The concert of works, each one the last by a German master-composer, includes Brahms's "Four Serious Songs" sung by baritone Johan Reuter, two sections of Wagner's opera Parsifal and Richard Strauss's "Four Last Songs", sung by Irish soprano Orla Boylan.
"The experience of conducting is always about getting the balance between your head and your heart," says Elder.
"People often ask, 'are you tired?', at the end. It is the concentration that is tiring. What I do physically I am not so conscious of. I have been doing it for such a long time. It just all comes from inside, but of course how physical the experience is depends enormously on the nature of the music.

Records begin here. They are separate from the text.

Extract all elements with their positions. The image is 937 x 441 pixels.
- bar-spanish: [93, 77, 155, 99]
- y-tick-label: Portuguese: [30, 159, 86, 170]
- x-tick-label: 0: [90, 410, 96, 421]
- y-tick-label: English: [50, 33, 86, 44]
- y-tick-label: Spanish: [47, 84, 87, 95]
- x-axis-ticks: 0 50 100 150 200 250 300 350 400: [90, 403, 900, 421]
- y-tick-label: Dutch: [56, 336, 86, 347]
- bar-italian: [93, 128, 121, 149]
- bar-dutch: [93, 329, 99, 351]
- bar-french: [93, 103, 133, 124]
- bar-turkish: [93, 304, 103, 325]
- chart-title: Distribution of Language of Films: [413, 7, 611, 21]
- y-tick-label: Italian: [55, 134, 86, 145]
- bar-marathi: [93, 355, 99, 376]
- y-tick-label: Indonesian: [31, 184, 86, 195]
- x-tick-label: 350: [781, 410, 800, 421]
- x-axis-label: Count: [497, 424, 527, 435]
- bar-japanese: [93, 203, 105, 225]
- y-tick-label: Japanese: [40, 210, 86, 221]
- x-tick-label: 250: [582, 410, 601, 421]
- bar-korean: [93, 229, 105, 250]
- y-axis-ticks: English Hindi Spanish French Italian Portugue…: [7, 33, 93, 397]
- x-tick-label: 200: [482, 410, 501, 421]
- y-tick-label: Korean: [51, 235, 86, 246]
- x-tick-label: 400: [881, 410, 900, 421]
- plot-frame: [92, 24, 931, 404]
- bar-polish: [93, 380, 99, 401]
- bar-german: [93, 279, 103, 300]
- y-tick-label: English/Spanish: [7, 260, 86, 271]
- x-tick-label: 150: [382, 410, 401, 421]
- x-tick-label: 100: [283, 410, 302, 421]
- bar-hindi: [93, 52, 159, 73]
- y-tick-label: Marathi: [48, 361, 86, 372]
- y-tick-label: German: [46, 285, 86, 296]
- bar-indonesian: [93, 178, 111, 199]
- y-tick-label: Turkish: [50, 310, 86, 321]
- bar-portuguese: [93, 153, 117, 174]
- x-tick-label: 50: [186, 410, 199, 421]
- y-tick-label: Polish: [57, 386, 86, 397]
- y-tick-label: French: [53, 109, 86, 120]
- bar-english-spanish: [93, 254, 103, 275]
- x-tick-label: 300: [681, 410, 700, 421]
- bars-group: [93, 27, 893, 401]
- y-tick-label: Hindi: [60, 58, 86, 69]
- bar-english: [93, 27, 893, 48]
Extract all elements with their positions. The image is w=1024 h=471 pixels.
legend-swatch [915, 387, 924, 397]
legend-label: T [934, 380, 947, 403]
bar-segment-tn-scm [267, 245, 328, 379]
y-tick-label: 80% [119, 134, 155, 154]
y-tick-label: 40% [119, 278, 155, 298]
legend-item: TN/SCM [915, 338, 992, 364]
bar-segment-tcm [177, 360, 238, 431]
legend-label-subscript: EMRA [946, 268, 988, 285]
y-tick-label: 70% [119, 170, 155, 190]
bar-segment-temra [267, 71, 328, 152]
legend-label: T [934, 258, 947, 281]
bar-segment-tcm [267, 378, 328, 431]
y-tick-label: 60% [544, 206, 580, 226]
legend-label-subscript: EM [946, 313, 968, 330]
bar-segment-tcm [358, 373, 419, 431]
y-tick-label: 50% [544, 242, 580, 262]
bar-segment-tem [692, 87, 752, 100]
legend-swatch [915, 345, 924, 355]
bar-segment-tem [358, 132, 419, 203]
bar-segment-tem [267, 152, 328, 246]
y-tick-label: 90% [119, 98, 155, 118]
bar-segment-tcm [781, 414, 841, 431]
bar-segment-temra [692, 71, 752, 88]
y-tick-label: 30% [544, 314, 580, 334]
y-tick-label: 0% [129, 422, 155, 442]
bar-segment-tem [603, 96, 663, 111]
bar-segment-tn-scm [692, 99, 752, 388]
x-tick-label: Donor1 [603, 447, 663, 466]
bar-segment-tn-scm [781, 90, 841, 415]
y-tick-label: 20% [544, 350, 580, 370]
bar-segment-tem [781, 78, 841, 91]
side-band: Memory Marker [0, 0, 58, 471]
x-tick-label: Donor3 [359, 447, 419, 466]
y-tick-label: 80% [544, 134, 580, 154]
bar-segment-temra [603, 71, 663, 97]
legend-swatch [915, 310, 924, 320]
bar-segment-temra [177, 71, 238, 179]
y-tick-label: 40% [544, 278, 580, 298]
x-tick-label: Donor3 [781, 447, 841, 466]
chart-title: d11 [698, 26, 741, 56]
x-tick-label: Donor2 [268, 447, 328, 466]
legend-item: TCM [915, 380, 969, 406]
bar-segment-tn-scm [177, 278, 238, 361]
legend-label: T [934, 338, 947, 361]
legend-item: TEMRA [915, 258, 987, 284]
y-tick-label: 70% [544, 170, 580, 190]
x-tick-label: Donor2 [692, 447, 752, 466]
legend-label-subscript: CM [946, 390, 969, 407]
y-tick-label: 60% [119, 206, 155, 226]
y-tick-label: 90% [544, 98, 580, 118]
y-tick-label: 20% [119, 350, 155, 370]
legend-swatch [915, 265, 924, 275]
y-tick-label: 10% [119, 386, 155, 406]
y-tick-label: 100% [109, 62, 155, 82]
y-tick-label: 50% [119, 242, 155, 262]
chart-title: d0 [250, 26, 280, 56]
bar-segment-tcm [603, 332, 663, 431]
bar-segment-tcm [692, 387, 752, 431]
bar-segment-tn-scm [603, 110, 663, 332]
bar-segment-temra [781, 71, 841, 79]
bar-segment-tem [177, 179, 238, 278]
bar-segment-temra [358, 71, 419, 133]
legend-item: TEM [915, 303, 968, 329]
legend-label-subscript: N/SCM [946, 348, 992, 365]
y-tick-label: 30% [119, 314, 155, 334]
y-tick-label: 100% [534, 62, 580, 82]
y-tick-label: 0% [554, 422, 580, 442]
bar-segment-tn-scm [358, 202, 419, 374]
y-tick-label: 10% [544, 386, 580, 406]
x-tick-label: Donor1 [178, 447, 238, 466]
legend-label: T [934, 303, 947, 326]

"When I conducted Parsifal, which is a very long opera, I did the whole evening in one shirt. You don't break sweat generally in Wagner, but when you are conducting Italian music, it's much more of a visceral and athletic experience. The music is like a coiled spring and the conductor has to energise it moment by moment. When you are conducting German music your role is slightly different: it is to be a calm centre in the middle of the complexity of music."
Elder, a protégé of Sir Edward Downes, was formerly music director of English National Opera and a principal guest conductor of the City of Birmingham Symphony Orchestra.
What are the challenges of doing concerts in St Paul's Cathedral? "I have put together a shortish programme because you don't want it too long – it gets cold and there are no public loos," says Elder. "In a resonant, ecclesiastical building you are on a hiding to nothing. The acoustic tends to swamp the detail of the music."